There’s a big income gap between the lowest-earning and highest-earning income groups. Is this gap getting worse? Let’s look at the facts:
1. Income inequality has declined since the 1970s
The Khazanah Research Institute’s (KRI) State Of Households 2018 report stated that household income in Malaysia has steadily increased from 1970 to 2018. Malaysia’s Gini coefficient (a measurement used to represent income inequality – a higher number means that the income gap is larger) fell from 0.513 to 0.399.
This means that in the past few decades, household income has risen, and income inequality has declined.
2. Why doesn’t it seem like income inequality has improved?
Okay, if official statistics say that income inequality has declined, why does it feel like the rich always get richer, and the rest of us are struggling to catch up? According to KRI, that’s because of the difference between the relative gap and absolute gap. For example:
- A low-income household earning RM1,000 last year triples their income to RM3,000 this year
- A high-income household earning RM10,000 last year doubles their income to RM20,000 this year
Last year, the high-income household would have earned 10 times more than the low-income household. This year, the high-income household earns 6.7 times the low-income household, lowering the Gini coefficient. This means that the relative gap has narrowed. But because the absolute gap (an earnings difference of RM9,000 last year vs RM17,000 this year) has increased, it doesn’t feel like inequality has improved.
3. There’s been an uptick recently
Although income inequality has improved over the past few decades, DOSM’s latest household report states that there’s been an uptick in inequality.
It increased to 0.407 in 2019, compared to 0.399 in 2016.
Household income is higher in 2022
The COVID-19 pandemic has majorly affected many Malaysians’ incomes in 2020 and 2021. The pandemic had caused many Malaysians to move into lower income categories but the situation has improved in 2022.
DOSM reported that median household income of Malaysians increased by 2.5 per cent in 2022 to RM6,338. While the household income is rising, it is at a lower rate compared to the pre-pandemic years. In 2019, household income rose at 3.9%.
The introduction of PADU
With that being said, the current government has decided to phase out the B40/M40/T20 classification as of 2024. This is mainly because the old classification is rather outdated and is insufficient in determining accurate income levels. For the most part, the B40/M40/T20 classification is oversimplified, not considering factors such as demographics, number of children, locality, etc. This results in a lot of exclusions in terms of subsidy and financial aid.
In order to minimise subsidy exemption errors due to the classification of salary categories, the government will instead take other measures, including an increased reliance on the Central Database Hub (PADU).
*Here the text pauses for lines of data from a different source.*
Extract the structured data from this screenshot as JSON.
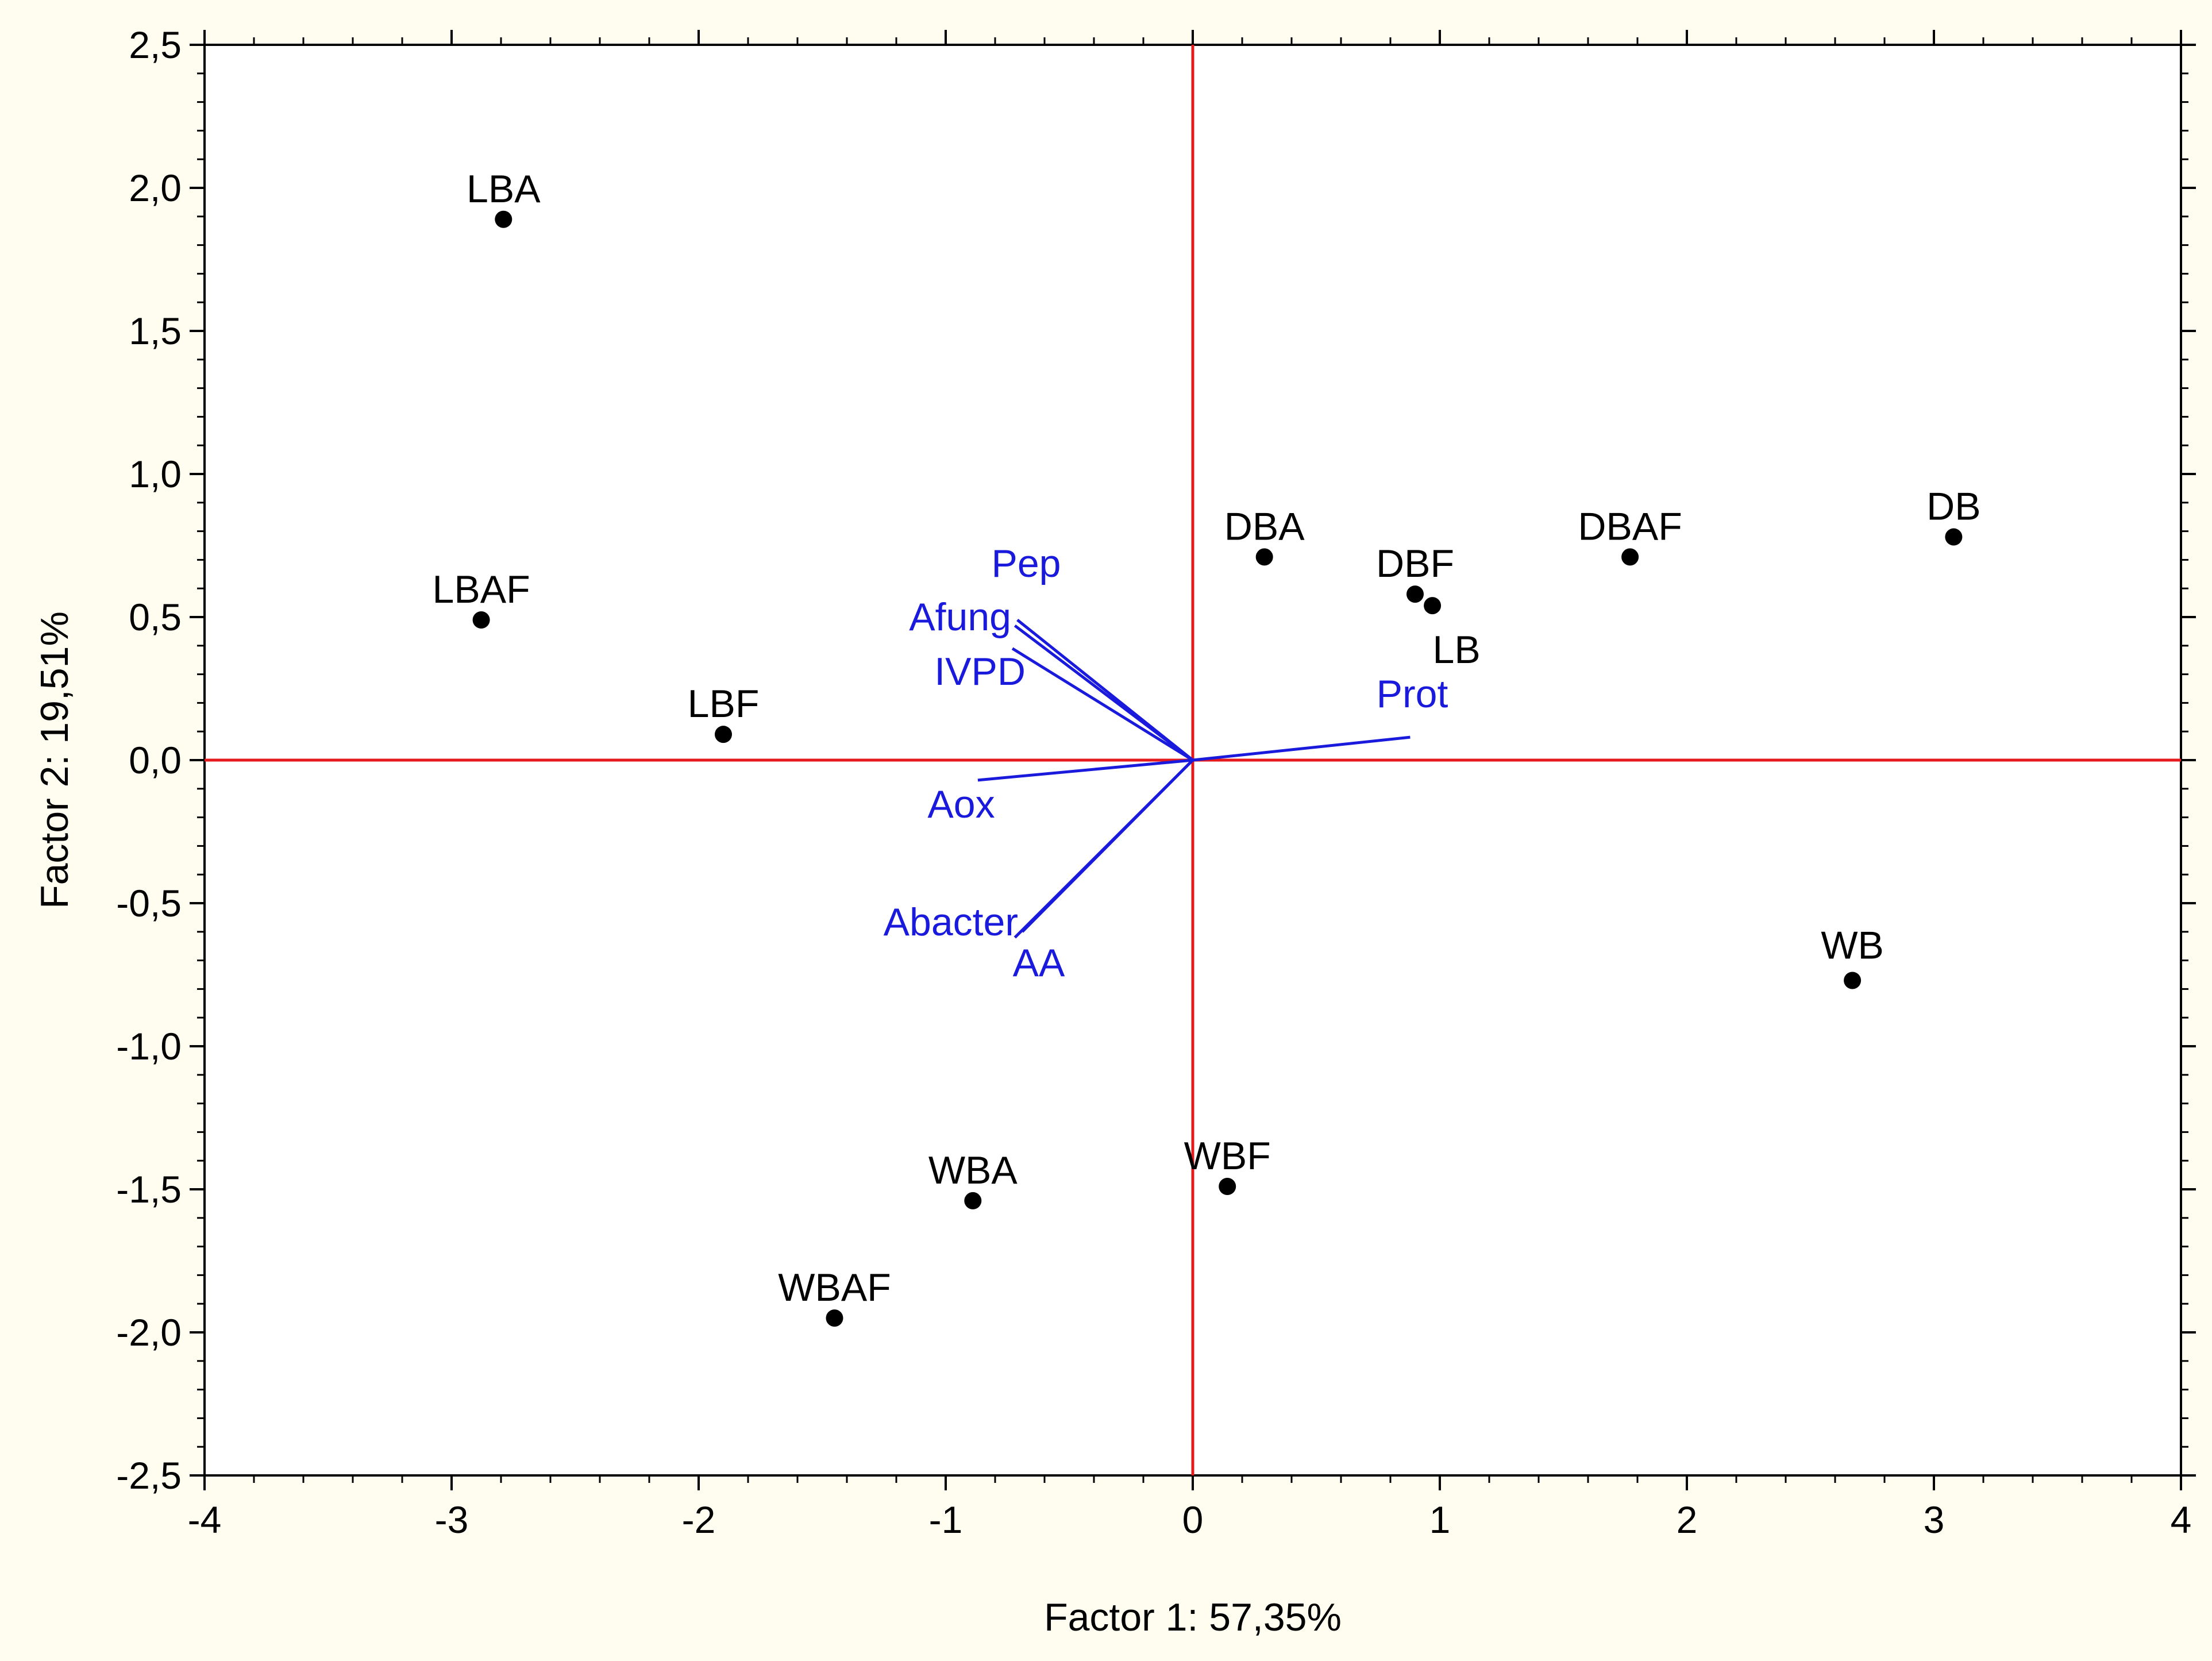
{
  "chart_data": {
    "type": "scatter",
    "xlabel": "Factor 1: 57,35%",
    "ylabel": "Factor 2: 19,51%",
    "xlim": [
      -4,
      4
    ],
    "ylim": [
      -2.5,
      2.5
    ],
    "x_ticks": [
      "-4",
      "-3",
      "-2",
      "-1",
      "0",
      "1",
      "2",
      "3",
      "4"
    ],
    "y_ticks": [
      "-2,5",
      "-2,0",
      "-1,5",
      "-1,0",
      "-0,5",
      "0,0",
      "0,5",
      "1,0",
      "1,5",
      "2,0",
      "2,5"
    ],
    "grid": false,
    "reference_lines": {
      "x": 0,
      "y": 0,
      "color": "#e41a1c"
    },
    "points": [
      {
        "label": "LBA",
        "x": -2.79,
        "y": 1.89
      },
      {
        "label": "LBAF",
        "x": -2.88,
        "y": 0.49
      },
      {
        "label": "LBF",
        "x": -1.9,
        "y": 0.09
      },
      {
        "label": "DBA",
        "x": 0.29,
        "y": 0.71
      },
      {
        "label": "DBF",
        "x": 0.9,
        "y": 0.58
      },
      {
        "label": "LB",
        "x": 0.97,
        "y": 0.54
      },
      {
        "label": "DBAF",
        "x": 1.77,
        "y": 0.71
      },
      {
        "label": "DB",
        "x": 3.08,
        "y": 0.78
      },
      {
        "label": "WB",
        "x": 2.67,
        "y": -0.77
      },
      {
        "label": "WBF",
        "x": 0.14,
        "y": -1.49
      },
      {
        "label": "WBA",
        "x": -0.89,
        "y": -1.54
      },
      {
        "label": "WBAF",
        "x": -1.45,
        "y": -1.95
      }
    ],
    "vectors": [
      {
        "label": "Pep",
        "x": -0.71,
        "y": 0.49
      },
      {
        "label": "Afung",
        "x": -0.72,
        "y": 0.47
      },
      {
        "label": "IVPD",
        "x": -0.73,
        "y": 0.39
      },
      {
        "label": "Prot",
        "x": 0.88,
        "y": 0.08
      },
      {
        "label": "Aox",
        "x": -0.87,
        "y": -0.07
      },
      {
        "label": "Abacter",
        "x": -0.69,
        "y": -0.6
      },
      {
        "label": "AA",
        "x": -0.72,
        "y": -0.62
      }
    ],
    "point_color": "#000000",
    "vector_color": "#1a1adc",
    "axis_color": "#000000"
  }
}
PADU was also launched in early 2024. The database was created as a means to help the government digitalise its systems and reduce cost and wastage. However, the big game changer with the launch of PADU is that it will help the government with retargeting subsidies, ensuring that the distribution of subsidies are done in the fairest manner possible.
During the launch, Prime Minister Datuk Seri Anwar Ibrahim had said that one of the biggest issues that the government faces is getting financial aid to the proper targeted groups. Money that is being spent by the government is meant for Malaysian citizens, but the government has acknowledged the possibility that millions of non-Malaysians are benefitting from financial aid as well. Considering that Malaysia spends up to RM80 billion in subsidies, having aid go to the wrong people is highly unsustainable.
The launch of PADU is not without controversy however. Questions have been raised regarding the security issues that may come with the database, especially due to concerns stemming from past data leaks. According to reporting by The Star, the middle-class in particular is especially resistant to registering on PADU, citing concerns over security and privacy.
However, the government has reassured Malaysians that PADU is regulated by existing laws, such as the Personal Data Protection Act (PDPA).